Sunshine Silver Mining & Refining, controlled by billionaire Thomas S. Kaplan, raised $270 million in an initial public offering to restart the historic Sunshine mine in Idaho, the company said Thursday. Shares surged 27% on their debut on the New York Stock Exchange, valuing the company at $1.9 billion.

The mine, once America’s most prolific source of silver, aims to begin production in 2028 and boost U.S. silver output by more than 15%. The offering adds to what is shaping up to be the hottest market for new stock offerings in years, with 35 initial public offerings in the first quarter of 2026 raising $9.9 billion — the best start to a year since 2021, according to listing-tracker Renaissance Capital.

Sunshine plans to use the proceeds to fund feasibility studies necessary to restart the mine and get processing plants operating, as well as pay for equipment, infrastructure, drilling and further exploration, the company said.

The IPO comes after the biggest-ever run-up in silver prices. Benchmark silver futures were trading at about $74 a troy ounce — more than double the price of a year ago, though down 36% from late January’s all-time high, according to The Wall Street Journal. Analysts expect silver prices to remain above historical levels because of demand from data centers and other high-tech applications that use the highly conductive metal for electrical contacts and solder, as well as strong demand from solar-panel makers and investors.

“We’re not chasing a short-term price spike,” Sunshine Chief Executive Heather White said on a mining podcast in October, not long after silver prices surged past a 45-year-old record. “We’re positioning Sunshine as a long-term strategic supplier of key minerals that underpin modern industry and defense.”

The Sunshine mine dates to 1884, when two homesteading brothers spotted an outcropping and staked a claim. They mined with hand tools when not growing vegetables and, a few years later, used horses to haul 20 tons of ore to Montana for processing. The mine eventually became the most prolific silver mine in the U.S. and among the world’s top deposits, producing an estimated 365 million ounces of silver along with significant quantities of copper, lead and antimony.

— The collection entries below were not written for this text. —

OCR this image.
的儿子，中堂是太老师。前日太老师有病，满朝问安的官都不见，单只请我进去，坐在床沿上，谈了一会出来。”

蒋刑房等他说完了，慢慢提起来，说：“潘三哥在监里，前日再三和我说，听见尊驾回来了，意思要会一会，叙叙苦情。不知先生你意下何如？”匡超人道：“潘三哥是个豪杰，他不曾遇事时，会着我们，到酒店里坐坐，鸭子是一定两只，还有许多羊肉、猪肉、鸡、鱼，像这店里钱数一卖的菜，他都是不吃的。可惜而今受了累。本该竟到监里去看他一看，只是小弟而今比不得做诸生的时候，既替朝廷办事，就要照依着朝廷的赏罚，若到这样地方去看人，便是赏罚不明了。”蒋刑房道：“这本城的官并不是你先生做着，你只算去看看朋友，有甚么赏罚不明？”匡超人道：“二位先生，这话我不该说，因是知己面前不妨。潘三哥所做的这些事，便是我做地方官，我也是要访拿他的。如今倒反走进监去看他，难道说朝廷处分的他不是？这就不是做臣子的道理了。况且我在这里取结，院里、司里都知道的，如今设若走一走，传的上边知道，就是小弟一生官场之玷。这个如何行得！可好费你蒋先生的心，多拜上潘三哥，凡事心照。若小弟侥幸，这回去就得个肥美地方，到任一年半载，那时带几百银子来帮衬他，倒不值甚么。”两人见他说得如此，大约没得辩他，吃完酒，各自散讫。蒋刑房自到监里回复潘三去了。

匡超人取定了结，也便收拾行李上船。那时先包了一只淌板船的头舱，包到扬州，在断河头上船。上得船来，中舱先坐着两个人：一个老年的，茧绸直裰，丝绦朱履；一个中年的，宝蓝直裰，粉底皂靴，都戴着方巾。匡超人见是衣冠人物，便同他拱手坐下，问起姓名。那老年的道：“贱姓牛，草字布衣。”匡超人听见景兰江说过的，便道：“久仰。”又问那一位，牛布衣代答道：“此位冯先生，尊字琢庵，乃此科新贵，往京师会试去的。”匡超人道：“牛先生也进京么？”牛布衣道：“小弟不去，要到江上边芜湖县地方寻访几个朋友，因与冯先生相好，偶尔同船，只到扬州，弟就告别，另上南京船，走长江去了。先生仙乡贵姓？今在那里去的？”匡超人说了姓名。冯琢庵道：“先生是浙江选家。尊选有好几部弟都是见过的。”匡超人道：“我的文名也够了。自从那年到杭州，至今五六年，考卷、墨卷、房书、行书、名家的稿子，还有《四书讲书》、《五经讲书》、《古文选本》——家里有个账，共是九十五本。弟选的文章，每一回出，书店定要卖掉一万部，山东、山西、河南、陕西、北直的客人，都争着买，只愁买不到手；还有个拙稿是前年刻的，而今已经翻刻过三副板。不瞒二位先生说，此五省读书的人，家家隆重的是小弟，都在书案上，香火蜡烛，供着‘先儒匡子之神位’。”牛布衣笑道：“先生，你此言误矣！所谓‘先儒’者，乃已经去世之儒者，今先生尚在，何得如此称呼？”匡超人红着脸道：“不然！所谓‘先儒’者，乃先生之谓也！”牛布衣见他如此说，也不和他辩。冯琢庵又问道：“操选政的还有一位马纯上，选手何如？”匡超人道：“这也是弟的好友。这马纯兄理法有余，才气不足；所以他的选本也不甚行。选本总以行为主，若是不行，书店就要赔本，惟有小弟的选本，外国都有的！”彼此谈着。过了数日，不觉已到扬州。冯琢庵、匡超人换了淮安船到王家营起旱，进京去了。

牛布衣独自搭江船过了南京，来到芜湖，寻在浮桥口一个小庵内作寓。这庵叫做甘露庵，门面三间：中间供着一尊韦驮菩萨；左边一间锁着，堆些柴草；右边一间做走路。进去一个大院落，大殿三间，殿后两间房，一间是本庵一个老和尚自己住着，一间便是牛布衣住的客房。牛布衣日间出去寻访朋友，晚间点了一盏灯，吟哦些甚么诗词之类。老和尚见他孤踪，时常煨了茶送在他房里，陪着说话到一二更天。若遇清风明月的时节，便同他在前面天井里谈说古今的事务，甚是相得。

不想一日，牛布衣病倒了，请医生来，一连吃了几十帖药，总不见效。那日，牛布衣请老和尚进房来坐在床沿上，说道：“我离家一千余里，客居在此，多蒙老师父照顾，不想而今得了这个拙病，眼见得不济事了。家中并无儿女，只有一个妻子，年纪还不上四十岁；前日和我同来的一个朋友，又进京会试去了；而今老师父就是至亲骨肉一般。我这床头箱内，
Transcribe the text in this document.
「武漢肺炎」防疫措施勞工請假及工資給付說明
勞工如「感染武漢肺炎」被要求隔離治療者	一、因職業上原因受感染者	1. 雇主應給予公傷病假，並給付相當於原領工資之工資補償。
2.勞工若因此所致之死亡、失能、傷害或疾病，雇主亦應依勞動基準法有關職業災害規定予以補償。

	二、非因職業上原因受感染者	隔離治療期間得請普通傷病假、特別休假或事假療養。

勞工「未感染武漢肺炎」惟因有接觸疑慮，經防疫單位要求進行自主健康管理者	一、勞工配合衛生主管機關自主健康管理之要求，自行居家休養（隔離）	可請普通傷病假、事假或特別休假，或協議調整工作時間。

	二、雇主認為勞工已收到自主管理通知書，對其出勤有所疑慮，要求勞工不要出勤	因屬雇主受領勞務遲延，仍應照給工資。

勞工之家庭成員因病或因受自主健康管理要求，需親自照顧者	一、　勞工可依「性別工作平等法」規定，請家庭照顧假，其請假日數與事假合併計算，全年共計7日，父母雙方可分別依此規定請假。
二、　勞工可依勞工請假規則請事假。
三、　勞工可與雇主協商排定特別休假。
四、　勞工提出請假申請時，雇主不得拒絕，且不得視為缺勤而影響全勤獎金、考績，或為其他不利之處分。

In 1972, a fire broke out deep underground at Sunshine, killing 91 miners in one of America’s deadliest mining accidents. The disaster inspired the Federal Mine Safety & Health Act of 1977. Around the same time, the mine became a target of the Hunt brothers, Texas oil heirs who sought control as part of an effort to corner the silver market. Shareholders balked, and the plan failed. The Hunts’ broader silver gambit was unraveled by regulators in 1980, and silver prices crashed.

Losses mounted at Sunshine. Production was suspended in 1982. The mine’s then-owner said it would be “economic folly” to keep depleting the ore at such low prices, according to The Wall Street Journal. Three stop-start decades followed as silver prices languished. Electrum Group, Kaplan’s investment firm, paid $24 million for Sunshine in a 2010 bankruptcy auction, about a decade after the mine had last run at full production.

The owners said they have spent about $208 million maintaining and modernizing the mine and added thousands of hectares of land and mineral rights. The company is planning to restart an existing silver and copper refinery and is studying a potential facility to process antimony, a byproduct produced mostly in China but used in fire retardants, computer chips, night vision and armor-piercing munitions.

Sunshine executives told the Coeur d’Alene Regional Chamber last year that the company has key permits in hand, giving the restart an advantage over many domestic mining projects that often wait years for permits. General manager Tom Henderson recounted the homesteaders’ discovery to the chamber in a presentation posted online. “They didn’t even know what they had,” Henderson said. “Months later they got a check for $40,000” — more than $1 million in today’s dollars.